De enorme vrijheid die sociale media bieden, waar het leven van zoveel mensen mee verrijkt is, wordt door anderen ook moedwillig misbruikt, soms ook met het doel om te destabiliseren en onzekerheid te verspreiden of wantrouwen te voeden. Het wordt langzamerhand steeds duidelijker dat de digitale (sociale) media, en vooral de algoritmen die hierachter schuilgaan, in korte tijd het medialandschap totaal op zijn kop hebben gezet. De algoritmen bepalen, vaak met ons goedvinden, wat zichtbaar wordt en wat niet. Zoals Sammy Mahdi het omschrijft in zijn bijdrage aan Christen-Democratische Reflecties, de Vlaamse tegenhanger van CDV: ‘De digitale wereld had als doelstelling onze wereld te verruimen. Alleen wees marktonderzoek uit dat mensen vooral bevestigend nieuws willen horen en lezen, waardoor de algoritmes het oneindig breed gezichtsveld van sociale media van de nodige oogkleppen voorzien.’15 Dat heeft gevolgen voor onze democratie.
Spelregels
Betrokken en geïnformeerde burgers zijn de beste reactie op deze gevaren. Hier ligt in de eerste plaats een taak voor ouders en onderwijzers: zij moeten onze kinderen leren dat niet alles op het internet waar is, en hun de kennis en vaardigheden geven om echt van nep te onderscheiden. Veel desinformatieaccounts gebruiken bijvoorbeeld oude foto’s om hun claims kracht bij te zetten. Hoe kun je dat checken?

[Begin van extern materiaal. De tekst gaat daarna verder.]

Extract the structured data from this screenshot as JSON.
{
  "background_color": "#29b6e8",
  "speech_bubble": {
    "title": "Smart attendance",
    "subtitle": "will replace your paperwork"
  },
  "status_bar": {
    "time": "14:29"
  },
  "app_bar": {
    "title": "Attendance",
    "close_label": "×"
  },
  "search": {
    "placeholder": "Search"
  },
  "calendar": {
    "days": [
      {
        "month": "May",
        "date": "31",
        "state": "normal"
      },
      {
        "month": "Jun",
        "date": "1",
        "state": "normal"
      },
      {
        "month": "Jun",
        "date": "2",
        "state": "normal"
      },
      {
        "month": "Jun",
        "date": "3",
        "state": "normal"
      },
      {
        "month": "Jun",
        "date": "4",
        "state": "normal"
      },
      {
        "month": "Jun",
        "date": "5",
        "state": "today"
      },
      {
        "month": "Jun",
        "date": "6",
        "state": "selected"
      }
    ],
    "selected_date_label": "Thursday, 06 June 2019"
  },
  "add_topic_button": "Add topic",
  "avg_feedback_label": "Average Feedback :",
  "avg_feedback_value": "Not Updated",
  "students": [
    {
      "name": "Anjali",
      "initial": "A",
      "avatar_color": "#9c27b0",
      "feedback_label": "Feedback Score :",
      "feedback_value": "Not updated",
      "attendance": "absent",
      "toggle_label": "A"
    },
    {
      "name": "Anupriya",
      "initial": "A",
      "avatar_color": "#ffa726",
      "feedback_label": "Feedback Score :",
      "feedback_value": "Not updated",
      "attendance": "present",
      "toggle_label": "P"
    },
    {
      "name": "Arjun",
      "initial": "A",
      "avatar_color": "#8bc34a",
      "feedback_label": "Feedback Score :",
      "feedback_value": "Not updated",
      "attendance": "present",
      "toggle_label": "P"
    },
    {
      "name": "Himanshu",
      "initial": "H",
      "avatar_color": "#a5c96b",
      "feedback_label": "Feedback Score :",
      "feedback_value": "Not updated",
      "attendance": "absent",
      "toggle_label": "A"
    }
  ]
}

Daarnaast spelen de onderzoeksmedia een belangrijke rol, al werkt de tijd vaak in hun nadeel. Het duurt soms maanden voordat een troll kan worden opgespoord door onderzoeksjournalisten, zoals de Volkskrant en Nieuwsuur deden met de man die zich voordeed als de broer van een slachtoffer van de MH17-ramp16 of de zeer invloedrijke luchtverkeersleider die claimde dat er Oekraïense gevechtsvliegtuigen in het luchtruim te zien waren toen het drama zich voltrok.17
En hoewel voorzichtigheid en terughoudendheid geboden zijn, hebben ook overheden een rol te spelen. Websites of accounts op sociale media afsluiten is uiteraard geen taak van de Europese Unie, maar de spelregels van het internet zijn wél een Europese aangelegenheid. Amerikaanse techreuzen zijn notoir oncoöperatief als het aankomt op het aanpakken van misstanden die plaatsvinden op hun platformen. Daar moet echt verandering in komen.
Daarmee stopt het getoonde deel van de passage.